Experimental tests of the tail flick testing method showed that the temperature of the skin of the tail plays a major role in the critical temperature, i.e., the temperature at which the tail flicks in response to pain. Researchers found that if the tail has been exposed to a cooler temperatures before the test, then the critical temperature decreases.
Through use of the tail flick test, researchers have found that genetics play a role in pain sensation and the effectiveness of analgesics. A mouse of one genetic line may be more or less tolerant of pain than a mouse of another genetic line. Also, a mouse of one genetic line may experience a higher or lower effectiveness of an analgesic than a mouse of another genetic line.
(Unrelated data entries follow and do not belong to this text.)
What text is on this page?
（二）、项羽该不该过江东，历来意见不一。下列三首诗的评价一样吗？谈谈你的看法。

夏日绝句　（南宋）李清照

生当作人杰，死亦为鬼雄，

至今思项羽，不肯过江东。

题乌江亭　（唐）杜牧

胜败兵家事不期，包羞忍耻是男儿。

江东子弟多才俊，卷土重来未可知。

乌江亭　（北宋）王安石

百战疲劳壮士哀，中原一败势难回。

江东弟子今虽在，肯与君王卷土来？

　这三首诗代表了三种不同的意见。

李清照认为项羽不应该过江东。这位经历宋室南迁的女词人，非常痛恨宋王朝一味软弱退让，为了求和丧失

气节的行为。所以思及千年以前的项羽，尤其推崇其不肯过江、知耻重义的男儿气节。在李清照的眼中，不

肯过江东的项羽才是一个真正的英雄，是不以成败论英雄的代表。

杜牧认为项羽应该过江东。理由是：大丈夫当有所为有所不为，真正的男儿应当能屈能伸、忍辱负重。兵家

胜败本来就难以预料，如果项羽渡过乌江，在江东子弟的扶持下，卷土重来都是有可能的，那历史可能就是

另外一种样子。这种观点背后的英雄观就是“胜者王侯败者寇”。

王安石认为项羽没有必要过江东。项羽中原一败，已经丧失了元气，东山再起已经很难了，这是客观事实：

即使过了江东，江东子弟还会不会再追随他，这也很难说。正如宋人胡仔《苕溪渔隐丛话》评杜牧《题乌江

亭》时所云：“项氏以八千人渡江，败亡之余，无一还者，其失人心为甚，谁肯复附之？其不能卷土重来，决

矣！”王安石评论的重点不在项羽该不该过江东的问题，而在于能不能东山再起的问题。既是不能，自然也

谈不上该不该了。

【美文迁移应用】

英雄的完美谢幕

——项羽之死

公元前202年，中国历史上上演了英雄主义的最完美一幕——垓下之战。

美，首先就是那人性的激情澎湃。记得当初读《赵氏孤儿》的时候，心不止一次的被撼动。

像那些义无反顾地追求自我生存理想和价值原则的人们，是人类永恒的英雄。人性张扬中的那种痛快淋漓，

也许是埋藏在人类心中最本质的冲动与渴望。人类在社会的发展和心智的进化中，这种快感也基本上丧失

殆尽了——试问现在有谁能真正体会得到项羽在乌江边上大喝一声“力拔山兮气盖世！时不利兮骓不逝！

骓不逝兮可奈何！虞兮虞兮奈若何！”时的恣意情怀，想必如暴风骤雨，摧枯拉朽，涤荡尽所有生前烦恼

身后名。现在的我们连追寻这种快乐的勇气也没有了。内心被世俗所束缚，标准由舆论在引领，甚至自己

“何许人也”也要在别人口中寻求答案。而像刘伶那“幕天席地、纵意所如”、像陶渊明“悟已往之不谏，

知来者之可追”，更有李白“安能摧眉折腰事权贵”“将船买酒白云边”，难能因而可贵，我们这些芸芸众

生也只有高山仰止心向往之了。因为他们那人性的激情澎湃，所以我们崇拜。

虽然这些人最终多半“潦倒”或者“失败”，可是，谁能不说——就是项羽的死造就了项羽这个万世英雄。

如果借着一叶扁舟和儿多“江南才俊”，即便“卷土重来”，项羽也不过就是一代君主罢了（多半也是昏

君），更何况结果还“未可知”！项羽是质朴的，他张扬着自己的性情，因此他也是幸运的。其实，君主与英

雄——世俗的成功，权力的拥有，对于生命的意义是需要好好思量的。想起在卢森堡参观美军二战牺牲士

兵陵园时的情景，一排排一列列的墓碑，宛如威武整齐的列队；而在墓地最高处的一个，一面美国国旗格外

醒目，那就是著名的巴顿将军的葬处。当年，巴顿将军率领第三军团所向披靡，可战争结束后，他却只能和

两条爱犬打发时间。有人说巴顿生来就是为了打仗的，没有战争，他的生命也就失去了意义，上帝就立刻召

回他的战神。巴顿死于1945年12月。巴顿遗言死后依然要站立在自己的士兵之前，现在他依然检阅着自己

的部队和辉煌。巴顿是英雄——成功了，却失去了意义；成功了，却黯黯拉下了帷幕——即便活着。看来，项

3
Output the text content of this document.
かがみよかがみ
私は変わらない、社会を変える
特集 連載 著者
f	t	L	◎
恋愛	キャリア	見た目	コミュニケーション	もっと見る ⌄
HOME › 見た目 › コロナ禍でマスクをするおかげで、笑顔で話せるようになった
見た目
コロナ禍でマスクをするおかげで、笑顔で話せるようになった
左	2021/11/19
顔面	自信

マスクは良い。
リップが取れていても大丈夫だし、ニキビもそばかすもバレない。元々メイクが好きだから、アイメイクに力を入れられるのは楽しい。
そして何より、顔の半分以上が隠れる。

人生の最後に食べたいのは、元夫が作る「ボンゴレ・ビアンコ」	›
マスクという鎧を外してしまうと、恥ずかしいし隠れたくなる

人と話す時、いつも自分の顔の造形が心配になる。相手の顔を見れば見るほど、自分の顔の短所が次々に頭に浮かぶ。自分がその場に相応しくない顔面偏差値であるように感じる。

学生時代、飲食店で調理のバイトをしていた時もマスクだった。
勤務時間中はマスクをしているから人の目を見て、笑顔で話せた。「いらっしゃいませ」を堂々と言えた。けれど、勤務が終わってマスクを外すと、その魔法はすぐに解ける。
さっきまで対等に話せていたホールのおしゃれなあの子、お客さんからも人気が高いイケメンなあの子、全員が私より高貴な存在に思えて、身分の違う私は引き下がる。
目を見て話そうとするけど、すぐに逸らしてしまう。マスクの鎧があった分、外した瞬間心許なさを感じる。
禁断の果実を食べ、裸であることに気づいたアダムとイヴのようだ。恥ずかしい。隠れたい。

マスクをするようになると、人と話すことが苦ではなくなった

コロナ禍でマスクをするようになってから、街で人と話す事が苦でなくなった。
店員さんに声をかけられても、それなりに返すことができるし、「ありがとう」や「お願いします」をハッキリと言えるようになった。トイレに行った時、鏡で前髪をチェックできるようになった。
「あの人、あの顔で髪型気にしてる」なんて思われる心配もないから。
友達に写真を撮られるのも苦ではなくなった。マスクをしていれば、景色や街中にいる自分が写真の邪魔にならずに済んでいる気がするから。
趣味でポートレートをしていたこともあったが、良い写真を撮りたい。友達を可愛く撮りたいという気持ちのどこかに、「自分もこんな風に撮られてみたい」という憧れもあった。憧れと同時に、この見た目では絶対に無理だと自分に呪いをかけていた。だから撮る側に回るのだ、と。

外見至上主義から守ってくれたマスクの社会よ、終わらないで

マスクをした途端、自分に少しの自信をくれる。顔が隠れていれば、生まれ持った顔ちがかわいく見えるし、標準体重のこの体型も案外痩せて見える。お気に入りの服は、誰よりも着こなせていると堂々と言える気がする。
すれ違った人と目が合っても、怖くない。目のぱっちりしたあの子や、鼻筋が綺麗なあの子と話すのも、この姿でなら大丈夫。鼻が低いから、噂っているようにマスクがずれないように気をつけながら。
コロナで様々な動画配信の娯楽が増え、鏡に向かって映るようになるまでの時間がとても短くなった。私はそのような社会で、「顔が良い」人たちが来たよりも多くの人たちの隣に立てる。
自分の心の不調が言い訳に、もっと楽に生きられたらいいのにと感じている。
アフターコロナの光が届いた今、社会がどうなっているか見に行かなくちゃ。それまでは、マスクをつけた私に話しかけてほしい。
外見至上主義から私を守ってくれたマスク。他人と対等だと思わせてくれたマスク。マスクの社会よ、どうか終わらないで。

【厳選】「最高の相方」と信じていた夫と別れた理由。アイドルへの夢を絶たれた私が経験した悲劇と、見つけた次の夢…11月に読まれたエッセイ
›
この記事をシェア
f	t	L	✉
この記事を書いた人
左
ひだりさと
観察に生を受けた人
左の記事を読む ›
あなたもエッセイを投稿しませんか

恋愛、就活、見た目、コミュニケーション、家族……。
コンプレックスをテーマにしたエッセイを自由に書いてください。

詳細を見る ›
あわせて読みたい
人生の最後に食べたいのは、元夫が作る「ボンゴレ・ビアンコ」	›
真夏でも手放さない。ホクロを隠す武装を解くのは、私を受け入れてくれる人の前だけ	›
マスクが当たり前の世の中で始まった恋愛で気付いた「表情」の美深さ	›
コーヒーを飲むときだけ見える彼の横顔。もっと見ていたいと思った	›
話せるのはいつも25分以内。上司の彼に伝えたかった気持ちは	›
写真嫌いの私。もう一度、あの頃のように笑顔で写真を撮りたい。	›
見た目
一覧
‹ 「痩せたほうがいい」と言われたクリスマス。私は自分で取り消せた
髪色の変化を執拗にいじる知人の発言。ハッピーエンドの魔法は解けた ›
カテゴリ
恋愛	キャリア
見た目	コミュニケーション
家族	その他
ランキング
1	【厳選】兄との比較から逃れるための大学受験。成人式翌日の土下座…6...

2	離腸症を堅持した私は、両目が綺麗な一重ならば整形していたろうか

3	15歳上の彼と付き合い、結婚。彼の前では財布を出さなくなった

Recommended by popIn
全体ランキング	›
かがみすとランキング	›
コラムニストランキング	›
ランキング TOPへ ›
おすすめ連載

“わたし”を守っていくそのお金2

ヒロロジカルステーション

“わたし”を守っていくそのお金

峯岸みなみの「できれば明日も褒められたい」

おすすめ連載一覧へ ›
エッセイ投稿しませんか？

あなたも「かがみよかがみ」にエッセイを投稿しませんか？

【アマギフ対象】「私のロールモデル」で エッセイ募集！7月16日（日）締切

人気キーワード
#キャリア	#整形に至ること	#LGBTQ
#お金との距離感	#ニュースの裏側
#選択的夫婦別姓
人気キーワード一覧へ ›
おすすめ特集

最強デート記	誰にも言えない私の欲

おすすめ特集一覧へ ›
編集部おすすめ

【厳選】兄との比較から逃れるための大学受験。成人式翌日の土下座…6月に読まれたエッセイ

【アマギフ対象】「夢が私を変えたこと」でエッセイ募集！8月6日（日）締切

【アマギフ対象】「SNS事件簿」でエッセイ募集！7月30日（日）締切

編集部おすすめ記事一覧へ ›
Using this test, researchers can also begin to identify genes that play a role in pain sensation. For example, the Calca gene is primarily responsible for the variability in thermal (heat) nociception. The Sprawling mutation resulted in a moderate sensory neuropathy but the mutation did not affect nociceptive modality or motor function in the mice. The mice with the Sprawling mutation were unable to sense the pain, but their other sensory functions were unaffected.
The tail flick test is one of many tests used to measure sensitivity to heat-induced pain in live animals. The reflex response to heat-induced pain is, for the most part, a good indicator of the pain sensitivity of an organism and of the reduction of pain sensitivity by analgesics. However, this type of test has some important limitations. First, much more research is needed in the field of pain research using murine subjects; therefore, the validity of translating the observed pain responses from these animals to humans cannot be certain. Also, researchers have found that skin temperature can significantly affect the results of the tail flick test and it is important to consider this effect when performing the test. Lastly, many thermal tests do not distinguish between opioid agonists and mixed agonist-antagonists, and consequently a tail flick test for mice using cold water in place of heat has been developed to allow that distinction.